The exhibition is a group of more than 40 works from the British Museum's collection of Italian Renaissance and later prints and drawings. Many of these have never been on display in Southern California.
Hugo Chapman is Keeper of Prints and Drawings at the British Museum and curated the show.
"The idea was to both tell the story of Italian art from the 1400s to the early 19th century," Chapman said of the exhibition. "We really wanted to blow the socks off San Diego. So we very much chose our A team, these great artists like Michelangelo. I want just people to look at these works to understand different techniques, to understand how artists have looked to these narratives in different ways and just really kind of get close to these works on paper. This is a chance for everybody to come into this show, free of charge, and just have a look at a couple of works and think about them. I think these are works that you don't have to be a Christian, you can be any denomination you can be agnostic and atheist, it's about engaging with this art thinking about how artists have told these very familiar stories in different ways in different techniques. You know these stories are about birth and death.

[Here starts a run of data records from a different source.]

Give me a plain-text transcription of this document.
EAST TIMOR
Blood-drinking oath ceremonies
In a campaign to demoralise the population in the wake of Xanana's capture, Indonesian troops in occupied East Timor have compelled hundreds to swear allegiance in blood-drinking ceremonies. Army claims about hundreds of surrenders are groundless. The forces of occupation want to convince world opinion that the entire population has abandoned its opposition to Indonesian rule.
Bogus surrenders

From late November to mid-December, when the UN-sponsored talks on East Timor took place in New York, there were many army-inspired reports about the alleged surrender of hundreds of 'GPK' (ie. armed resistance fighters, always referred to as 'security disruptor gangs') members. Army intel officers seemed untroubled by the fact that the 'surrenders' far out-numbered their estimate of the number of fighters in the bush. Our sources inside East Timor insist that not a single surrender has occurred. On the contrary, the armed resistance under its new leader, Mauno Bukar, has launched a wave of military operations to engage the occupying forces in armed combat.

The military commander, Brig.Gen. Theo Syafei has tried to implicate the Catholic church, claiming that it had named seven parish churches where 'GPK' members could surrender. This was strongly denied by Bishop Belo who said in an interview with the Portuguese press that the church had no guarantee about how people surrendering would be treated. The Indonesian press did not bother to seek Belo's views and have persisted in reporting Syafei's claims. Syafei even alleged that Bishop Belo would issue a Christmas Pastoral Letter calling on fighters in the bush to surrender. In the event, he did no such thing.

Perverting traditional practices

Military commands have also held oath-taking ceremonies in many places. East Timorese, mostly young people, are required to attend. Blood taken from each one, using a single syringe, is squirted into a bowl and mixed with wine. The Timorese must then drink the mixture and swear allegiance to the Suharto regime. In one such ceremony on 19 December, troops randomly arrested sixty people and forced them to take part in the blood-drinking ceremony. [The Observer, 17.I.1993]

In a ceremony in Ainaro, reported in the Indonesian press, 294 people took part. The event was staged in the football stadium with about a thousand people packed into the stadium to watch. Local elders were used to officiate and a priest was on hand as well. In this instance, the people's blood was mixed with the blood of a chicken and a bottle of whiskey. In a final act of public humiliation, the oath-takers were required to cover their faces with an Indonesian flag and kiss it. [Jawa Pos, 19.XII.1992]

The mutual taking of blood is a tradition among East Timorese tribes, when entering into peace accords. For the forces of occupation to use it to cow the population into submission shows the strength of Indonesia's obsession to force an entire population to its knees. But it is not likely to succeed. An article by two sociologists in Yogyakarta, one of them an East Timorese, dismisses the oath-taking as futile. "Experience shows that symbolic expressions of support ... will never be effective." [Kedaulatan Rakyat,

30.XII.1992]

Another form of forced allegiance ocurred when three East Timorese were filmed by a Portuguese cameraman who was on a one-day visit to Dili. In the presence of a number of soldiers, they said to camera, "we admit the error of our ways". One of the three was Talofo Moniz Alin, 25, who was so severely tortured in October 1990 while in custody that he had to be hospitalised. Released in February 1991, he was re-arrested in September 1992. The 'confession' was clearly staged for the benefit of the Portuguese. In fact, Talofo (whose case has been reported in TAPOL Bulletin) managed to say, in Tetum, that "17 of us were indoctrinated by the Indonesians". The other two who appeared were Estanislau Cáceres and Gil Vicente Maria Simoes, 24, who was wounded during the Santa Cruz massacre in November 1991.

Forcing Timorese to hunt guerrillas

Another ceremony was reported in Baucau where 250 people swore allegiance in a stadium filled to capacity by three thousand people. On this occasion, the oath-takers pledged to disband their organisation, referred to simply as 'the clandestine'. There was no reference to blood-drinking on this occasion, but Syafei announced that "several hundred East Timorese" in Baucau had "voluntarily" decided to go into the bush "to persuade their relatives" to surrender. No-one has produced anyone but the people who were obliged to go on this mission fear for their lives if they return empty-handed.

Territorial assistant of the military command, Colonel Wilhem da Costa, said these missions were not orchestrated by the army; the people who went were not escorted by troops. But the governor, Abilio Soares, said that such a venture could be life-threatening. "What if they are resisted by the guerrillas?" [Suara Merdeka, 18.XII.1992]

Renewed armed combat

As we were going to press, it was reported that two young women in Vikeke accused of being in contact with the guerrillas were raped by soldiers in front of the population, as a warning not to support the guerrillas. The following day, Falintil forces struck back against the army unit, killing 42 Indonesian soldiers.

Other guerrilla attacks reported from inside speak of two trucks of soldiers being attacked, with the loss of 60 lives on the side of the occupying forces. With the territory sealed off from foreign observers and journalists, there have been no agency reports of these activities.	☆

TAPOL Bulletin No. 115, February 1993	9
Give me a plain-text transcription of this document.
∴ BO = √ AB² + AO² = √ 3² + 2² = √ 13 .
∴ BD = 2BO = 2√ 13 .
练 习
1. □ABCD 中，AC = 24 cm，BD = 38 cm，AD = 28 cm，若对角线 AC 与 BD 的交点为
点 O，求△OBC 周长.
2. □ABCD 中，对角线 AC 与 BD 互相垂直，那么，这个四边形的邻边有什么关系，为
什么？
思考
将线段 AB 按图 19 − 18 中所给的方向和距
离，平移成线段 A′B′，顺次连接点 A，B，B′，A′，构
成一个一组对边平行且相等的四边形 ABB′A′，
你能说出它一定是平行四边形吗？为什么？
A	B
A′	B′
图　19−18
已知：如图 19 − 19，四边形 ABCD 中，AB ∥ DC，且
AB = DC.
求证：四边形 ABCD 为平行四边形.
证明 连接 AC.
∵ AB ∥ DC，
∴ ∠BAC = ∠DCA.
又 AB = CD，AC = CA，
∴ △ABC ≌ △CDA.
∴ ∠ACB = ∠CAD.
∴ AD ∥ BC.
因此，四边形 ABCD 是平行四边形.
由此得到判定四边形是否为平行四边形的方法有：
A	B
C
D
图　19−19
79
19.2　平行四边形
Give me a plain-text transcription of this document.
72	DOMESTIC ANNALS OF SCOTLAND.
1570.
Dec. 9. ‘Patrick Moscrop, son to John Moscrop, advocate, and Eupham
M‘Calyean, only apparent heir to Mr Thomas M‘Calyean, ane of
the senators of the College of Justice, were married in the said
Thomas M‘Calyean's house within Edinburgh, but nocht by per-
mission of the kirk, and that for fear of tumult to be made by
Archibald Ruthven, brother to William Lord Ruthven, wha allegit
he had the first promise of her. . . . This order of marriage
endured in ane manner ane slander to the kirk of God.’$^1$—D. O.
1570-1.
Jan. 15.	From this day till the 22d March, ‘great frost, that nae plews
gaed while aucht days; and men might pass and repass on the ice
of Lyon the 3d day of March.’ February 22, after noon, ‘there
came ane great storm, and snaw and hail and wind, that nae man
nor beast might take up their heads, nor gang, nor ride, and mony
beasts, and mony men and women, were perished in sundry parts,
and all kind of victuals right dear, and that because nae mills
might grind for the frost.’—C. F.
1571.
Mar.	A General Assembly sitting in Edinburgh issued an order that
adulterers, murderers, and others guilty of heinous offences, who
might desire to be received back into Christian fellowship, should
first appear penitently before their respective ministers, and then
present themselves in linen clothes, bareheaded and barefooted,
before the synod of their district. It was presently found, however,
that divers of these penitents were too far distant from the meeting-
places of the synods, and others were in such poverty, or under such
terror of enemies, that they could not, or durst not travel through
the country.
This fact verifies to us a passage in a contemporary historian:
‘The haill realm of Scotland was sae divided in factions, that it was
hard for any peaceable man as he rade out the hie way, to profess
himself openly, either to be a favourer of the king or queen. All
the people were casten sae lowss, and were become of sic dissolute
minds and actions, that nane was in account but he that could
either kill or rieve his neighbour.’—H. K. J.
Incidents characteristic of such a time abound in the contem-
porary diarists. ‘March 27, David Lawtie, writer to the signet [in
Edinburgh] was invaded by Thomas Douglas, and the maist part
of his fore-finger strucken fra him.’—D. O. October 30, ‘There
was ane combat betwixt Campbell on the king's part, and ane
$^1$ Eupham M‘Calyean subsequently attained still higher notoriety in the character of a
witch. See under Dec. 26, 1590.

These eternals in mankind's story."
Even with the internet providing access to all kinds of art and with the ability to enlarge each image, Chapman said there is a reason to see these works up close and personal.
"I love the availability and accessibility of art digitally but I mean there is a real charge about standing in front of a piece of paper that Michelangelo has touched. I mean you can touch your screen of your computer as much as you like but you do not get that sense that you are — and I think that's special about it works on paper — is that immediacy about them. The feeling that you these things have just been set aside and they could have been done five minutes ago and I think you know that is extraordinary. So that's something you really can't recreate digitally," Chapman said.
Derrick Cartwright is the director of University Galleries. He said the exhibit reflects the mission of the university and its Catholic heritage.
"It is a good mirror of the mission of this university both in its Catholic identity but also in its commitment to educate the whole person," Cartwright said. "This is an exhibition, which I think for somebody who's very spiritual, will have a significance that they may never forget. But for our students who may not all have that experience, this is a show that will put them in direct contact with the great minds of the 15th, 16th, and 17th centuries and they will learn something from that encounter. And that's what we're trying to do with the galleries is to be as broad as possible. This is a show that I think nicely fits in with the strategic goals of this university for its students but also for the surrounding community it engages the world by bringing people like Hugo into town and sharing his knowledge with us."
Chapman described the centerpiece of the exhibit, Michelangelo's "Three Crosses":
"He's probably making his drawing for somebody else to make a sculpture, a sculpture that doesn't survive. He is drawing in red chalk, which is a very characteristic technique. At the top is the three crosses, Christ with the two thieves on either side. That's very detailed and then below it, he shows in a very sketchy way, very kind of cubist simplified way, the group of mourning women really in a frenzy of grief at what they're seeing."
In addition to the works that are here at USD, there are another dozen at the Timken Museum plus the public can come for lectures and galleries talks for a richer experience.
The exhibit opens Friday and runs through Dec. 13.